Seit Kindheit ist mir die simple Weisheit bekannt: Auf dem Wochenmarkt im Ausland gehört das Feilschen um Preise zum Tagesgeschäft. Wenn die Zugehörigkeit zu einer Grossfamilie belegt werden kann, bestehen gute Chancen, eine Preissenkung zu erreichen. Dieser Umstand beeindruckt jeden Kleider-, Taschen- oder Spielzeughändler. Andererseits hatte ich schon als Kind von meinem Vater gelernt: Mein Feriensackgeld reicht am wenigsten weit, wenn ich mich als Schweizerin zu erkennen gebe. In diesem Fall steigen die Preise sofort in schwindelerregende Höhen, da die Marktfahrer von der überdurchschnittlichen Kaufkraft des Alpenlandes gehört haben und am sagenhaften Reichtum der schweizerischen Bevölkerung mitverdienen wollen.

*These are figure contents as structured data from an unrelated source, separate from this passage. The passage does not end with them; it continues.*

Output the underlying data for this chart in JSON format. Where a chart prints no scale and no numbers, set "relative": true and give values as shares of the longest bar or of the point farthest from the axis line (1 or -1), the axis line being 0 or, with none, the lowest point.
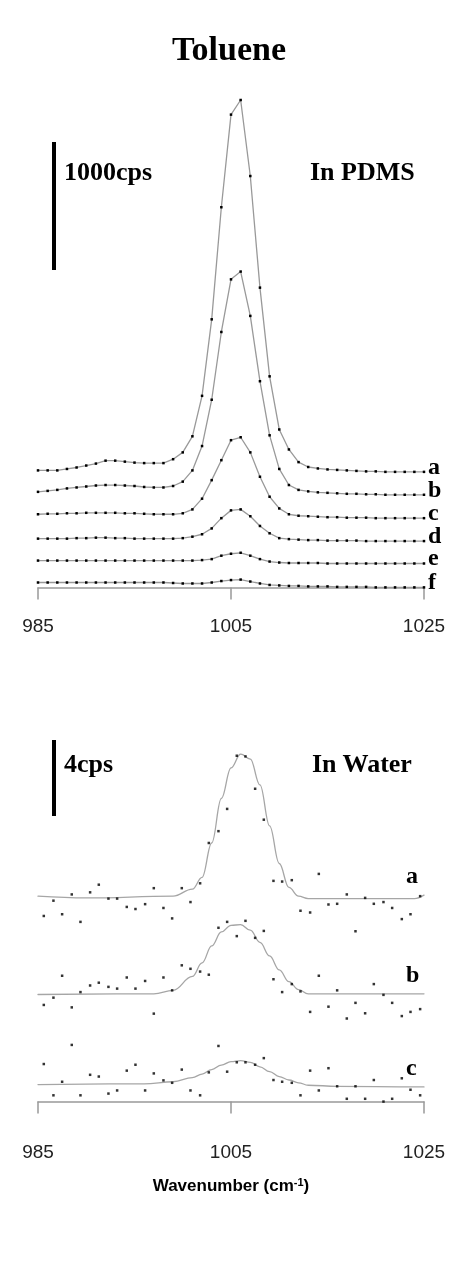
{
  "chart_data": [
    {
      "type": "line",
      "title": "Toluene",
      "relative": true,
      "xlim": [
        985,
        1025
      ],
      "xticks": [
        985,
        1005,
        1025
      ],
      "tick_labels": "x",
      "grid": false,
      "legend": false,
      "marker": "square",
      "line_style": "solid",
      "annotations": [
        "1000cps",
        "In PDMS"
      ],
      "x": [
        985,
        986,
        987,
        988,
        989,
        990,
        991,
        992,
        993,
        994,
        995,
        996,
        997,
        998,
        999,
        1000,
        1001,
        1002,
        1003,
        1004,
        1005,
        1006,
        1007,
        1008,
        1009,
        1010,
        1011,
        1012,
        1013,
        1014,
        1015,
        1016,
        1017,
        1018,
        1019,
        1020,
        1021,
        1022,
        1023,
        1024,
        1025
      ],
      "series": [
        {
          "name": "a",
          "color": "#999999",
          "values": [
            0.24,
            0.24,
            0.24,
            0.243,
            0.246,
            0.25,
            0.254,
            0.26,
            0.26,
            0.258,
            0.256,
            0.255,
            0.255,
            0.255,
            0.263,
            0.277,
            0.31,
            0.393,
            0.55,
            0.78,
            0.97,
            1.0,
            0.844,
            0.615,
            0.433,
            0.324,
            0.283,
            0.257,
            0.247,
            0.244,
            0.242,
            0.241,
            0.24,
            0.239,
            0.238,
            0.238,
            0.237,
            0.237,
            0.237,
            0.237,
            0.237
          ]
        },
        {
          "name": "b",
          "color": "#999999",
          "values": [
            0.196,
            0.198,
            0.2,
            0.203,
            0.205,
            0.207,
            0.209,
            0.21,
            0.21,
            0.209,
            0.208,
            0.206,
            0.205,
            0.205,
            0.208,
            0.217,
            0.24,
            0.29,
            0.385,
            0.524,
            0.632,
            0.648,
            0.557,
            0.423,
            0.312,
            0.243,
            0.21,
            0.2,
            0.197,
            0.195,
            0.194,
            0.193,
            0.192,
            0.192,
            0.191,
            0.191,
            0.19,
            0.19,
            0.19,
            0.19,
            0.19
          ]
        },
        {
          "name": "c",
          "color": "#999999",
          "values": [
            0.15,
            0.151,
            0.151,
            0.152,
            0.152,
            0.153,
            0.153,
            0.153,
            0.153,
            0.152,
            0.152,
            0.151,
            0.15,
            0.15,
            0.15,
            0.152,
            0.16,
            0.182,
            0.22,
            0.261,
            0.302,
            0.308,
            0.277,
            0.227,
            0.186,
            0.162,
            0.15,
            0.147,
            0.146,
            0.145,
            0.144,
            0.144,
            0.143,
            0.143,
            0.143,
            0.142,
            0.142,
            0.142,
            0.142,
            0.142,
            0.142
          ]
        },
        {
          "name": "d",
          "color": "#999999",
          "values": [
            0.1,
            0.1,
            0.1,
            0.1,
            0.101,
            0.101,
            0.102,
            0.102,
            0.101,
            0.101,
            0.1,
            0.1,
            0.1,
            0.1,
            0.1,
            0.101,
            0.104,
            0.109,
            0.121,
            0.142,
            0.158,
            0.16,
            0.146,
            0.126,
            0.111,
            0.101,
            0.099,
            0.098,
            0.097,
            0.097,
            0.096,
            0.096,
            0.096,
            0.096,
            0.095,
            0.095,
            0.095,
            0.095,
            0.095,
            0.095,
            0.095
          ]
        },
        {
          "name": "e",
          "color": "#999999",
          "values": [
            0.055,
            0.055,
            0.055,
            0.055,
            0.055,
            0.055,
            0.055,
            0.055,
            0.055,
            0.055,
            0.055,
            0.055,
            0.055,
            0.055,
            0.055,
            0.055,
            0.055,
            0.056,
            0.058,
            0.065,
            0.069,
            0.071,
            0.065,
            0.058,
            0.053,
            0.051,
            0.05,
            0.05,
            0.05,
            0.05,
            0.049,
            0.049,
            0.049,
            0.049,
            0.049,
            0.049,
            0.049,
            0.049,
            0.049,
            0.049,
            0.049
          ]
        },
        {
          "name": "f",
          "color": "#999999",
          "values": [
            0.01,
            0.01,
            0.01,
            0.01,
            0.01,
            0.01,
            0.01,
            0.01,
            0.01,
            0.01,
            0.01,
            0.01,
            0.01,
            0.01,
            0.009,
            0.008,
            0.008,
            0.008,
            0.01,
            0.013,
            0.015,
            0.016,
            0.012,
            0.008,
            0.005,
            0.004,
            0.003,
            0.003,
            0.002,
            0.002,
            0.002,
            0.001,
            0.001,
            0.001,
            0.001,
            0,
            0,
            0,
            0,
            0,
            0
          ]
        }
      ]
    },
    {
      "type": "line",
      "xlabel": "Wavenumber (cm$^{-1}$)",
      "relative": true,
      "xlim": [
        985,
        1025
      ],
      "xticks": [
        985,
        1005,
        1025
      ],
      "tick_labels": "x",
      "grid": false,
      "legend": false,
      "line_style": "solid",
      "annotations": [
        "4cps",
        "In Water"
      ],
      "series": [
        {
          "name": "a",
          "color": "#a6a6a6",
          "x": [
            985,
            990,
            999,
            1001,
            1002,
            1003,
            1004,
            1005,
            1006,
            1007,
            1008,
            1009,
            1010,
            1011,
            1012,
            1013,
            1024,
            1025
          ],
          "values": [
            0.591,
            0.586,
            0.591,
            0.611,
            0.645,
            0.744,
            0.872,
            0.96,
            1.0,
            0.985,
            0.911,
            0.793,
            0.685,
            0.616,
            0.591,
            0.584,
            0.584,
            0.594
          ]
        },
        {
          "name": "b",
          "color": "#a6a6a6",
          "x": [
            985,
            997,
            999,
            1001,
            1002,
            1003,
            1004,
            1005,
            1006,
            1007,
            1008,
            1009,
            1010,
            1011,
            1012,
            1013,
            1025
          ],
          "values": [
            0.308,
            0.31,
            0.32,
            0.36,
            0.399,
            0.448,
            0.488,
            0.507,
            0.509,
            0.493,
            0.458,
            0.419,
            0.379,
            0.345,
            0.322,
            0.31,
            0.31
          ]
        },
        {
          "name": "c",
          "color": "#a6a6a6",
          "x": [
            985,
            996,
            999,
            1001,
            1002,
            1003,
            1004,
            1005,
            1006,
            1007,
            1008,
            1009,
            1010,
            1011,
            1012,
            1013,
            1016,
            1025
          ],
          "values": [
            0.049,
            0.051,
            0.057,
            0.069,
            0.079,
            0.092,
            0.105,
            0.115,
            0.118,
            0.113,
            0.1,
            0.086,
            0.072,
            0.062,
            0.054,
            0.047,
            0.044,
            0.042
          ]
        },
        {
          "type": "scatter",
          "color": "#000000",
          "x": [
            985.6,
            986.6,
            987.5,
            988.5,
            989.4,
            990.4,
            991.3,
            992.3,
            993.2,
            994.2,
            995.1,
            996.1,
            997.0,
            998.0,
            998.9,
            999.9,
            1000.8,
            1001.8,
            1002.7,
            1003.7,
            1004.6,
            1005.6,
            1006.5,
            1007.5,
            1008.4,
            1009.4,
            1010.3,
            1011.3,
            1012.2,
            1013.2,
            1014.1,
            1015.1,
            1016.0,
            1017.0,
            1017.9,
            1018.9,
            1019.8,
            1020.8,
            1021.7,
            1022.7,
            1023.6,
            1024.6
          ],
          "values": [
            0.534,
            0.578,
            0.539,
            0.596,
            0.517,
            0.602,
            0.624,
            0.584,
            0.584,
            0.56,
            0.554,
            0.568,
            0.614,
            0.557,
            0.527,
            0.614,
            0.574,
            0.628,
            0.744,
            0.778,
            0.842,
            0.995,
            0.993,
            0.9,
            0.811,
            0.635,
            0.633,
            0.637,
            0.549,
            0.544,
            0.655,
            0.567,
            0.569,
            0.596,
            0.49,
            0.586,
            0.569,
            0.574,
            0.557,
            0.525,
            0.539,
            0.591
          ]
        },
        {
          "type": "scatter",
          "color": "#000000",
          "x": [
            985.6,
            986.6,
            987.5,
            988.5,
            989.4,
            990.4,
            991.3,
            992.3,
            993.2,
            994.2,
            995.1,
            996.1,
            997.0,
            998.0,
            998.9,
            999.9,
            1000.8,
            1001.8,
            1002.7,
            1003.7,
            1004.6,
            1005.6,
            1006.5,
            1007.5,
            1008.4,
            1009.4,
            1010.3,
            1011.3,
            1012.2,
            1013.2,
            1014.1,
            1015.1,
            1016.0,
            1017.0,
            1017.9,
            1018.9,
            1019.8,
            1020.8,
            1021.7,
            1022.7,
            1023.6,
            1024.6
          ],
          "values": [
            0.278,
            0.299,
            0.362,
            0.271,
            0.315,
            0.334,
            0.342,
            0.33,
            0.325,
            0.357,
            0.325,
            0.347,
            0.253,
            0.357,
            0.32,
            0.392,
            0.382,
            0.374,
            0.365,
            0.5,
            0.517,
            0.476,
            0.52,
            0.471,
            0.491,
            0.352,
            0.315,
            0.338,
            0.317,
            0.258,
            0.362,
            0.273,
            0.32,
            0.239,
            0.284,
            0.254,
            0.338,
            0.307,
            0.284,
            0.246,
            0.258,
            0.266
          ]
        },
        {
          "type": "scatter",
          "color": "#000000",
          "x": [
            985.6,
            986.6,
            987.5,
            988.5,
            989.4,
            990.4,
            991.3,
            992.3,
            993.2,
            994.2,
            995.1,
            996.1,
            997.0,
            998.0,
            998.9,
            999.9,
            1000.8,
            1001.8,
            1002.7,
            1003.7,
            1004.6,
            1005.6,
            1006.5,
            1007.5,
            1008.4,
            1009.4,
            1010.3,
            1011.3,
            1012.2,
            1013.2,
            1014.1,
            1015.1,
            1016.0,
            1017.0,
            1017.9,
            1018.9,
            1019.8,
            1020.8,
            1021.7,
            1022.7,
            1023.6,
            1024.6
          ],
          "values": [
            0.108,
            0.018,
            0.057,
            0.163,
            0.018,
            0.077,
            0.072,
            0.023,
            0.032,
            0.089,
            0.106,
            0.032,
            0.081,
            0.061,
            0.054,
            0.092,
            0.032,
            0.018,
            0.084,
            0.16,
            0.086,
            0.113,
            0.113,
            0.106,
            0.125,
            0.062,
            0.057,
            0.054,
            0.018,
            0.089,
            0.032,
            0.096,
            0.044,
            0.008,
            0.044,
            0.008,
            0.062,
            0,
            0.008,
            0.067,
            0.034,
            0.018
          ]
        }
      ]
    }
  ]
}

Nicht nur in meiner Jugendzeit- also vor mehr als dreissig Jahren- wurde die Schweiz als reiche Insel wahrgenommen. Noch heute werden wir als Wohlstandsland gehandelt und es ist nachvollziehbar, dass möglichst viele daraus Profit schlagen wollen. Doch nicht nur der T-Shirt-Verkäufer in Südfrankreich oder der Schuhhändler im Touristenort an der Adria machen sich diesen Umstand zu Nutzen. Weltweit tätige Grosskonzerne schliessen sich dieser Denkweise an. Sie sahnen zudem tüchtig ab wegen der wettbwerbs-beschränkenden Verhaltensweise, die sich die Schweiz selbst auferlegt hat: Da in unserem Land keine Parallelimporte zugelassen sind, müssen sich unsere Unternehmer dem Preisdiktat der ausländischen Anbieter unterwerfen. Das Denken des südländischen Marktfahrers ist identisch mit den Strategien der Grossunternehmer. Der rote Faden zieht sich vom kleinen Touristenwochenmarkt bis zu den riesigen Einkaufsmessen in Mailand oder Düsseldorf: Schweizerische Sportartikel- oder Schuheinkäufer erhalten eine andere Preisliste, natürlich angepasst an die mysthische Kaufkraft. Lieber Leser, liebe Leserin, Sie werden es vermutlich bereits erraten haben: Die Einstandspreise auf diesen Schweizer-Listen sind mindestens zehn Prozent höher. Vielleicht verstehen Sie deshalb, dass ich in den Ferien auch heute noch versuche, beim Handel auf dem Wochenmarkt meine Nationalität zu verbergen. Ich spare mit dieser Geheimniskrämerei unzählige Euros. Die Kinder freuts: Ein zusätzliches Eis am Strand ist ihnen gewiss.

Der Sportschuheinkäufer und die Kleidereinkäuferin aus der Schweiz können kein Versteckspiel treiben und müssen offenlegen, dass die Waren in unserem Land zum Verkauf kommen. Einzig und allein die Politik hat es in der Hand, dieses Dilemma zu korrigieren: Parallelimporte müssen zugelassen werden, damit die Schweiz einen Nutzen hat von den unterschiedlichen Preisgestaltungen im Ausland. Erst dann wären Preisvergleiche möglich und die Einkäufer könnten um Preise feilschen. Die damit eingesparten Gelder verschafften unserer Bevölkerung mehr als eine Extrarunde Eiscrème: jährlich müssten pro Haushalt bis 10’000 Franken weniger an ausländische Firmen abgegeben werden. Für mich unbegreiflich, dass sich Politikerinnen und Politiker gegen eine solche immense Einsparrunde aussprechen! Fehlt ihnen die persönliche Erfahrung der willkürlichen Preisgestaltung auf einem südländischen Markt?